What is a confusion matrix?

A confusion matrix is a matrix representation of the summary of predicted values and the actual values. It helps us recognise the accuracy of our predictions by taking into consideration we are dealing with the classification predictions. The summary is extremely necessary to determine the performance of the model after it is trained with some training data.

This is the actual look of a confusion matrix( for binary classification) . It contains 4 parts in it(for binary).

All the four parts of it are helpful in checking the accuracy score of our predictions.

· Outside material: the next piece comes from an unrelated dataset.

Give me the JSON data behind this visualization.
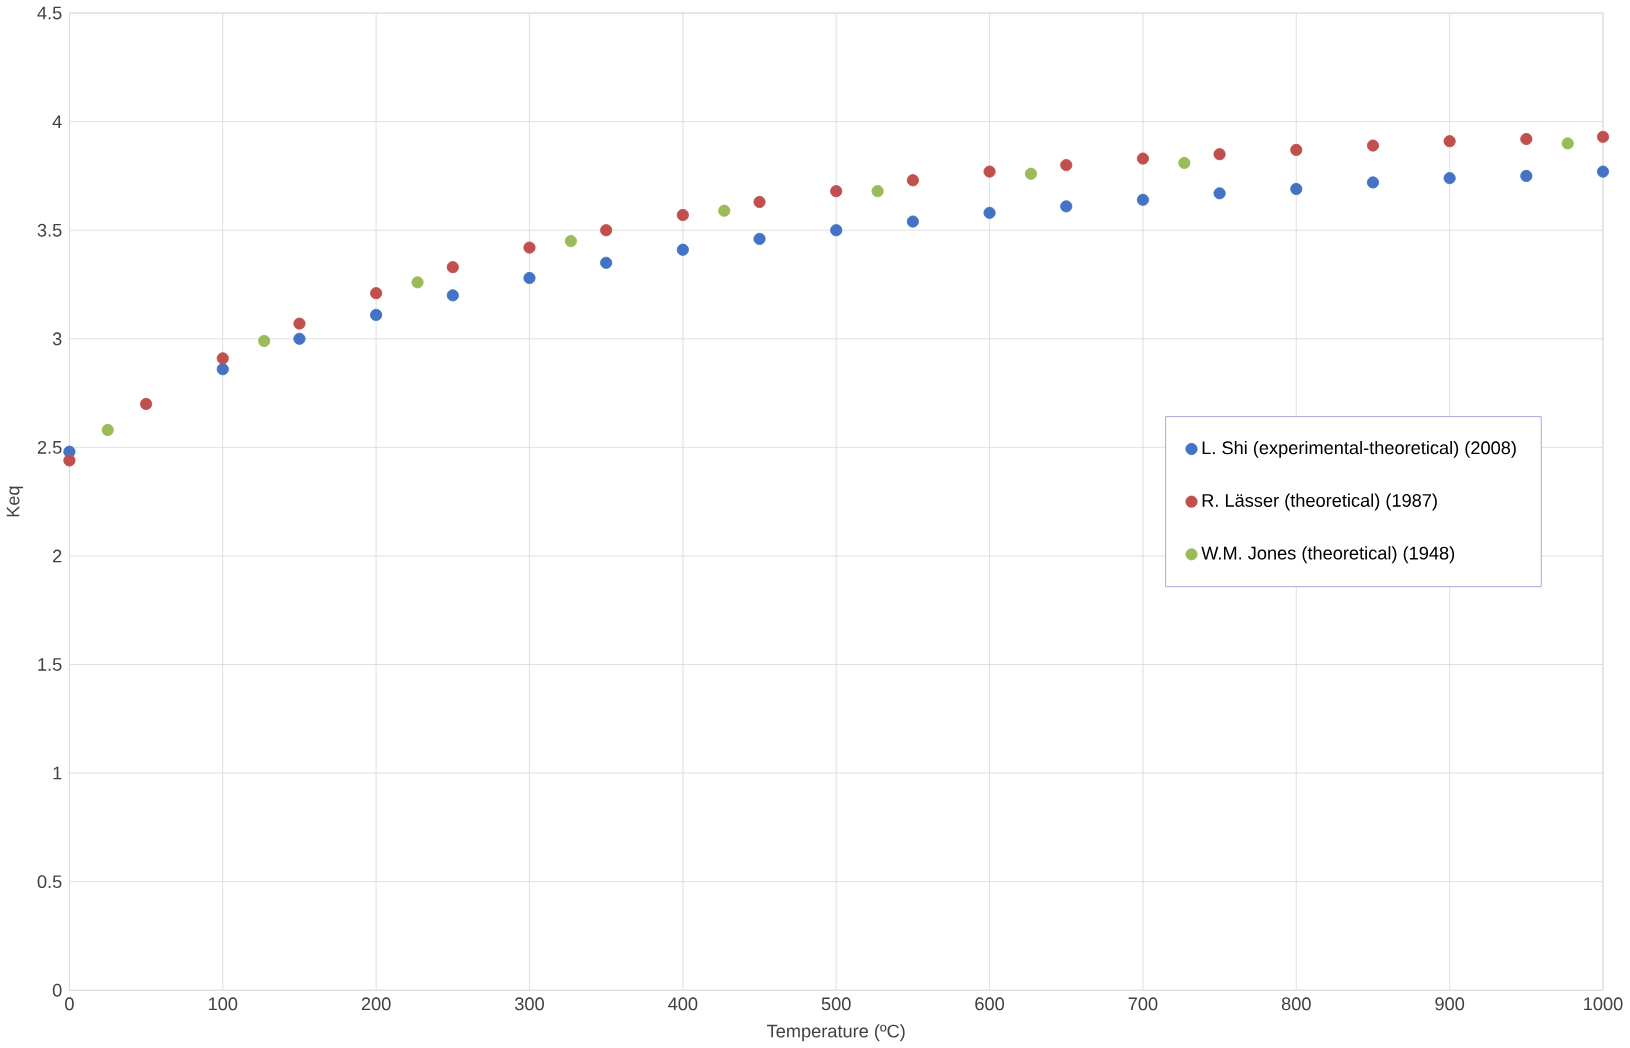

Let’s Understand what are TP, TN, FP and FN

For clear understanding let us take an example of happening of a cyber attack on our servers.

In the above case, There are two possibilities, either Attack is going to happen or it is not going to happen.

1: True Positive: Let’s say, Our prediction was that the attack won’t happen, so it is a positive, and the reality is the attack didn’t happen. So our prediction was true and it was in our favour. So we count it as a True Positive

2: True Negative: Let’s say, Our prediction was that the attack will happen, so it is a negative, and the reality is the attack has happened. So our prediction was true even though not in favour, but the prediction was True, so we count it as a True Negative.

3: False Positive: Let’s say, Our prediction was that the attack won’t happen, so it is a positive, but the reality is the attack has happened and our prediction was wrong. So we count it as False Positive.

Note: False Positive is the most dangerous one and is known as Type-I error

4: False Negative: Let’s say, Our prediction was that the attack will happen, so it is a negative, but the reality is the attack didn’t happen and our prediction was wrong. So we count it as False Negative.